Tiroler Tageszeitung, Leitartikel vom 14. November 2022. Von Anita Heubacher: „Was ist jedem Einzelnen Pflege wert?“.

Innsbruck (OTS) Der Pflegenotstand wird wohl dazu führen, dass der, der pflegt, mehr verdient. Das wird kaum jemand verkehrt finden, solange die öffentliche Hand bezahlt. Das Rezept geht zu Lasten der Erwerbstätigen und vor allem der Jungen.

Wahlkämpfe können mitunter richtig teuer werden. Damit sind nicht die Wahlplakate, sondern insbesondere die Wahlzuckerl gemeint. Kurz vor der Nationalratswahl 2018 stimmten alle Parteien, außer den NEOS, auf Bundesebene für die Abschaffung des Pflegeregresses. Jetzt mag es noch legitim sein, darüber nachzudenken, ob es Sinn macht, auf das Vermögen des zu Pflegenden oder dessen Ehepartner zuzugreifen (die Kinder waren ohnehin außen vor), aber den Pflege­regress abzuschaffen, ohne eine Gegenfinanzierung auf die Beine zu stellen, war unverantwortlich. Vor allem gegenüber den Erwerbstätigen, die Steuern zahlen, und vor allem gegenüber den Jungen. Der Bund hielt den Zugriff auf das Einfamilienhaus zur Finanzierung der Pflege für unstatthaft, das Land sogar den Zugriff auf einen minimalen Prozentsatz des Einkommens der Kinder. Seit 2008 ist der Kinderregress abgeschafft. Seither zahlen nicht mehr die Kinder zur Betreuung ihrer Eltern etwas dazu, sondern die Allgemeinheit um vier Millionen Euro im Jahr mehr. Dazu kommen 41 Millionen Euro für die Abschaffung des Pflegeregresses. Pro Jahr und nur in Tirol.

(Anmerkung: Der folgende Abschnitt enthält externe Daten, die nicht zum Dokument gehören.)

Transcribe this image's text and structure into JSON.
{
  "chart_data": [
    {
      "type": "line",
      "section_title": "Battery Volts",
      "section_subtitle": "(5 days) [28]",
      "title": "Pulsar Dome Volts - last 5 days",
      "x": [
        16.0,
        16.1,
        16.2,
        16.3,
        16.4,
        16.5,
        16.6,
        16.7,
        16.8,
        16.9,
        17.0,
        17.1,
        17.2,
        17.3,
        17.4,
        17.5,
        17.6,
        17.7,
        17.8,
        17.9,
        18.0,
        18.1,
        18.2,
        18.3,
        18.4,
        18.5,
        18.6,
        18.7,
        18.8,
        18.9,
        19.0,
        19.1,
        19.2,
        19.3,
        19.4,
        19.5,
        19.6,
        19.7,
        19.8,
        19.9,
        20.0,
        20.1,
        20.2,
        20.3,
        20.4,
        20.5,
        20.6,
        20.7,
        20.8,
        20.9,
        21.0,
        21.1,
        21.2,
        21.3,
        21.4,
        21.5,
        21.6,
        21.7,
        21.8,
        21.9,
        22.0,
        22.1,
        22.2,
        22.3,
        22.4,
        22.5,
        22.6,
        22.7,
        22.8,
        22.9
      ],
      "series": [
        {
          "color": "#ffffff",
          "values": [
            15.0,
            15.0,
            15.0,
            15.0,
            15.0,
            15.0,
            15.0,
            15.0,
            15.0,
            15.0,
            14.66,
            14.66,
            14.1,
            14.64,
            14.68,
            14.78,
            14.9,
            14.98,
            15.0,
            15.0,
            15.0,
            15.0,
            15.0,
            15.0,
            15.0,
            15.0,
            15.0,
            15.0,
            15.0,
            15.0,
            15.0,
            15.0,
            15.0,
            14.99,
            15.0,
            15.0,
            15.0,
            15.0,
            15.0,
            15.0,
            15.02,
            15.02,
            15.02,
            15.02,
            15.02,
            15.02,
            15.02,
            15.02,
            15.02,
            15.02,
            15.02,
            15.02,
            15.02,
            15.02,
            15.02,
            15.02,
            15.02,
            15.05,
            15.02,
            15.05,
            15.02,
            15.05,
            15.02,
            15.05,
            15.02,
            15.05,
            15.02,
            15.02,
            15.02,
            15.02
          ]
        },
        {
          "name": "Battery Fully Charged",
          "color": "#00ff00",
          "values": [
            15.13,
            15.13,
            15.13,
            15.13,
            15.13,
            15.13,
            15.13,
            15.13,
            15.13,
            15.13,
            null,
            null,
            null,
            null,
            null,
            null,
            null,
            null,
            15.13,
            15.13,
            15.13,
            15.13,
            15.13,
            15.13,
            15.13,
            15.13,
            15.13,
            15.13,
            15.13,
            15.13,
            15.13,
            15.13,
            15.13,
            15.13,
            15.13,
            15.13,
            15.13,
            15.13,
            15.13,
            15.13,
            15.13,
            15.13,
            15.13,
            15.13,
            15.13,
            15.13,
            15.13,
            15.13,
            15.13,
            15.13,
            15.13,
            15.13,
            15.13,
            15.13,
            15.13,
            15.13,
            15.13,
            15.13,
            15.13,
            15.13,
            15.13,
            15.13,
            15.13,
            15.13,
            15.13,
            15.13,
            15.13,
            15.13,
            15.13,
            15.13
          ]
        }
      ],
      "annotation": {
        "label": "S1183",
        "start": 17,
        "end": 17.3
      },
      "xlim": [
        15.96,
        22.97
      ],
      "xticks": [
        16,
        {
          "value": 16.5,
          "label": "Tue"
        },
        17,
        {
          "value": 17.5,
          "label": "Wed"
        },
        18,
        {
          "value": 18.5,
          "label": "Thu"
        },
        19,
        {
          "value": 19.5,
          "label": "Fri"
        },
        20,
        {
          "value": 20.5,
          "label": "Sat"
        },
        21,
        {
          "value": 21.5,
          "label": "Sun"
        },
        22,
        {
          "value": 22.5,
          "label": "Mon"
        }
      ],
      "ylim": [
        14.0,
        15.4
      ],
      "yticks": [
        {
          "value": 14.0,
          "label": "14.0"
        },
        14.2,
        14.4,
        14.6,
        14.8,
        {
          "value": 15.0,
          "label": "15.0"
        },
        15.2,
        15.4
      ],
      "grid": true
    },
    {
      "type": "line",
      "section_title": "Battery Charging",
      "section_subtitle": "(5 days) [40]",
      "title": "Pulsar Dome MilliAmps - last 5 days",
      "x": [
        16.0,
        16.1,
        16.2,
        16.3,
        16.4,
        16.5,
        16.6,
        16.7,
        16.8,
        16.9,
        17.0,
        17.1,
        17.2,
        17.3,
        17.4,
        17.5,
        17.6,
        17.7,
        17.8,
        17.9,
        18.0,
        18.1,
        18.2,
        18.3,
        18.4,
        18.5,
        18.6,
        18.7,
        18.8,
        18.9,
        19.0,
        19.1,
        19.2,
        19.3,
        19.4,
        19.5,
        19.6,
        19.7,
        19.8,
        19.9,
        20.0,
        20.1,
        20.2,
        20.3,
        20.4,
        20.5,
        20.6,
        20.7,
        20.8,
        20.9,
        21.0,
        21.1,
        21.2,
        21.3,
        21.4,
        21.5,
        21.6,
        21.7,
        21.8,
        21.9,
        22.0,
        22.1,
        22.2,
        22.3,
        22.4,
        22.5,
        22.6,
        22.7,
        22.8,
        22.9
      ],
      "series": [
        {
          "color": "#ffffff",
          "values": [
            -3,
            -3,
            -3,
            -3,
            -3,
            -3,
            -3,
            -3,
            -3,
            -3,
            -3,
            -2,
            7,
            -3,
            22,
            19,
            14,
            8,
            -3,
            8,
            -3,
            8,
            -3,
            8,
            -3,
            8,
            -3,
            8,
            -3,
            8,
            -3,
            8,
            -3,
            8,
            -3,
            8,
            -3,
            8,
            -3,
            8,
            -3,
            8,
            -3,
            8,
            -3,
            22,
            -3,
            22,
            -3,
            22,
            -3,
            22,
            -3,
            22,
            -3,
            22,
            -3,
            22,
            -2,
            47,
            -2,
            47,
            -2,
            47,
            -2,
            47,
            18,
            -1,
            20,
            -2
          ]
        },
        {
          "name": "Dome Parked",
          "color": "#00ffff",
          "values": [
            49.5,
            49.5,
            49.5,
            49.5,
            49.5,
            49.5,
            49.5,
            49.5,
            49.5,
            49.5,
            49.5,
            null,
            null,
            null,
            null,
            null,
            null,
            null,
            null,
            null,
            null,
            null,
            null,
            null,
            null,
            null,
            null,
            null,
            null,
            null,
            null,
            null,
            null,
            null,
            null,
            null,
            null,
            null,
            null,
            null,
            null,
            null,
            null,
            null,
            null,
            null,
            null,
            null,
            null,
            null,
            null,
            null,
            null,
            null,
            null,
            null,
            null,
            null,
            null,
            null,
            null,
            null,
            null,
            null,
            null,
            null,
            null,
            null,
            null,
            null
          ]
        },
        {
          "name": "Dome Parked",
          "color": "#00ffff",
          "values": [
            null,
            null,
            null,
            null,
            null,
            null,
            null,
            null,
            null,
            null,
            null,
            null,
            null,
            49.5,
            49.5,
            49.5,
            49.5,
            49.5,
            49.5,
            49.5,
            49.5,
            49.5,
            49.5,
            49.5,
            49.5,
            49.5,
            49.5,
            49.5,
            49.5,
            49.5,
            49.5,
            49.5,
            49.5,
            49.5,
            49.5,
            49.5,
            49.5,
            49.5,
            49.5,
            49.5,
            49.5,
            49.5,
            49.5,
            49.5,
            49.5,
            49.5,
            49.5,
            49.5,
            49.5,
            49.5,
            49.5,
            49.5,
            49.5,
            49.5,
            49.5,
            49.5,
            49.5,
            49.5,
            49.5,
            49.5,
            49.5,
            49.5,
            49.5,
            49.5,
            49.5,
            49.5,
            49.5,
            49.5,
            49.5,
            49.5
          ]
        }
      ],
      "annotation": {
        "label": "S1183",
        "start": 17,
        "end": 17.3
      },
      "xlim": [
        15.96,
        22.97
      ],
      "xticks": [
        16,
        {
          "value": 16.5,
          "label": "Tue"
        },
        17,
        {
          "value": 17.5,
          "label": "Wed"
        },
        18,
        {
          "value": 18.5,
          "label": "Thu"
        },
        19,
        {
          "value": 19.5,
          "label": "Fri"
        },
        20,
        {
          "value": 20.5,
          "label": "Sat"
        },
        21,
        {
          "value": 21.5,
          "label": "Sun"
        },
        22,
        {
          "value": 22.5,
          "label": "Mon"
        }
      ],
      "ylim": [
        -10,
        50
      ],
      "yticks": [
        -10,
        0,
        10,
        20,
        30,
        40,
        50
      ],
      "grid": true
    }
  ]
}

Nun sind das politisch alte Hüte, die sich wohl weder ein Politiker auf Bundes- noch auf Landesebene wieder aufsetzen wird. Aber was uns die Pflege von uns selbst und unseren Angehörigen wert ist, darüber wird man dringend diskutieren müssen. Das ist so aktuell wie brennend. Zur demographischen Entwicklung – also dass wir immer älter und die Älteren immer mehr werden – kommt, dass die Pflege zu Recht an Selbstbewusstsein zugelegt hat und dies in Gehaltsforderungen mündet. Die wird man wohl beherzigen müssen, schließlich ist die Personalnot groß. In den Spitälern, in den Heimen und in den Sozialsprengeln.
Das größte Heer an BetreuerInnen und PflegerInnen findet sich noch immer zu Hause. 78 Prozent der Pflegegeldbezieher leben zum Wohle aller, aber zur physischen und psychischen Belastung der Angehörigen noch in der eigenen Wohnung. Auch darüber wird man reden müssen, wie man den Beitrag dieser Angehörigen wertschätzt. Also monetär bewertet und wie man das finanziert. Derzeit ist es so, dass nicht sie, sondern die belohnt werden, deren Angehörige im Altenheim gepflegt werden. Dort zahlt seit der Abschaffung der Regresse in den allermeisten Fällen die öffentliche Hand, ohne soziale Staffelung, ohne Rücksicht auf Vermögen. Bei Letzterem schaut die Politik in Österreich lieber weg als hin, wenn es um die Besteuerung geht. Schließlich stehen in Österreich fast immer Wahlen an. Auf Bundes- oder auf Landesebene.